I assume y'all have read RFC 6763...
Yes, and it leaves more questions than answers.
The question of whether SRV records work as a http redirect or a dns redirect is not considered. Nor is the interaction with TLS.
As a discovery technique _fred._http._tcp.example.com is an example of pointless hierarchy. _fred.example.com does the same job better. The decision to use HTTP protocol should be an outcome from the discovery process, not an input. Same for TCP but that is water under the bridge.
What it does nail down is that we should be using SRV and TXT.
On Tue, Nov 22, 2016 at 2:03 PM, Joe Touch <touch@xxxxxxx> wrote:
Hi, all,
I'm curious as well, esp. from the perspective of IANA ports.
IMO, HTTP is missing two key capabilities:
- a portmapper service, like RPC (yes, this could be mDNS, basically)

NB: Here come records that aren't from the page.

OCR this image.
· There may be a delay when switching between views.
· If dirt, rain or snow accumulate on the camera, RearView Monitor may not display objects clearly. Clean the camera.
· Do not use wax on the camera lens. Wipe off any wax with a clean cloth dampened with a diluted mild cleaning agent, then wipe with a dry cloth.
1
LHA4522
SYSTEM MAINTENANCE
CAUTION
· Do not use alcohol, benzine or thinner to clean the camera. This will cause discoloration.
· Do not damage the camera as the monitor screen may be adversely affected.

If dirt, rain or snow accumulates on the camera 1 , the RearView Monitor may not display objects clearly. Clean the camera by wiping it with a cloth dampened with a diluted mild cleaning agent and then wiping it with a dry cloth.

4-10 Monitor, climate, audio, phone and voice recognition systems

- a coordination service, to allow processes to register to handle subtrees of the URN namespace while sharing a port
The second is actually a platform feature on Windows, has been since Vista.

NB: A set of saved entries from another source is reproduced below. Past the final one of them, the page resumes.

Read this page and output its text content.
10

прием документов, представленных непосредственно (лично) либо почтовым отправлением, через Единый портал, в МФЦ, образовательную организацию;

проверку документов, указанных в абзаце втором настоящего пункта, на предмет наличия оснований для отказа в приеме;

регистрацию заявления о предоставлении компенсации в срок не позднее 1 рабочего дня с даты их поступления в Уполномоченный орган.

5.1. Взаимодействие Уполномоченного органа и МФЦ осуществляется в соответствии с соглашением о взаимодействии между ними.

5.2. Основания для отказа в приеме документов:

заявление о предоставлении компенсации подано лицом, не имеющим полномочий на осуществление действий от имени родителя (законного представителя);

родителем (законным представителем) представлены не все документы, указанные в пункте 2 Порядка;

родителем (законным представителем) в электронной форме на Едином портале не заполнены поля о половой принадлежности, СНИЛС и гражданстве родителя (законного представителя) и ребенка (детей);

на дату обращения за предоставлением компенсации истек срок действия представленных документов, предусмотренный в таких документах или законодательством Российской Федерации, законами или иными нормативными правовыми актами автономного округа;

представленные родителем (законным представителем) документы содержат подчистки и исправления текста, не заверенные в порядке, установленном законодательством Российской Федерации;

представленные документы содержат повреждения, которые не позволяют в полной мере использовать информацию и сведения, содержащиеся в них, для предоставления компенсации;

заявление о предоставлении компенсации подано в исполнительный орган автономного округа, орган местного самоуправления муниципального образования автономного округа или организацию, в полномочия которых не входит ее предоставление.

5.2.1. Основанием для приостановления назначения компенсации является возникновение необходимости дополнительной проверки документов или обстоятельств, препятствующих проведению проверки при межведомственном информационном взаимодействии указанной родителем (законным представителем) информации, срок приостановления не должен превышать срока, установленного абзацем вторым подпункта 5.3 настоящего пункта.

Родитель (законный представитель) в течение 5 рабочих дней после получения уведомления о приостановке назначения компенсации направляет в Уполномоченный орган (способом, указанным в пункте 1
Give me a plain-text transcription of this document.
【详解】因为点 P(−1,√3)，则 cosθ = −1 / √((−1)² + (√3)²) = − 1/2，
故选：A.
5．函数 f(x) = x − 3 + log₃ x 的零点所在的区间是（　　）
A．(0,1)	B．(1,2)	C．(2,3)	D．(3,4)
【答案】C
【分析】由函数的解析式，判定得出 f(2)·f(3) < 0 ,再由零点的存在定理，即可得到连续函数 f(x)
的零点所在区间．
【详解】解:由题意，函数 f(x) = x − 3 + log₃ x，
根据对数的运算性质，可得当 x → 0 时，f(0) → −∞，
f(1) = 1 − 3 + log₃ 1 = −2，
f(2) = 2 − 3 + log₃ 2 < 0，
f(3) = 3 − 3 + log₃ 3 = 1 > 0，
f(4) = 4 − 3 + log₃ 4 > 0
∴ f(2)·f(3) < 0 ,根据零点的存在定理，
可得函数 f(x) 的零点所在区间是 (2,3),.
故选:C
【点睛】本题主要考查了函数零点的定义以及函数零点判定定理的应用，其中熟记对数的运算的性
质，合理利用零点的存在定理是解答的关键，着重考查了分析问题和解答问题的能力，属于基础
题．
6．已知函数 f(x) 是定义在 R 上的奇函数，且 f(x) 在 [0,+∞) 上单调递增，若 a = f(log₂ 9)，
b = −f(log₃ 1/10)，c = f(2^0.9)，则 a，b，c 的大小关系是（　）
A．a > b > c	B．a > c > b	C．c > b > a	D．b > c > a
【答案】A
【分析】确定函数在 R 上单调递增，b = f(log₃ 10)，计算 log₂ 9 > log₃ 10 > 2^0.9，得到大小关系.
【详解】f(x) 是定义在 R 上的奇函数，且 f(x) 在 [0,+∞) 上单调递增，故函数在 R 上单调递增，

Processes can register for HTTP subtrees in the exact same manner as ports only with the advantage that unlike ports, they are controlled using ACLs.
The first is something I have actually built but that just adds another layer of indirection. Basically, all of my protocols use multilayer security. I don't chose between TLS and end-to-end, I use both. I also use data level encryption.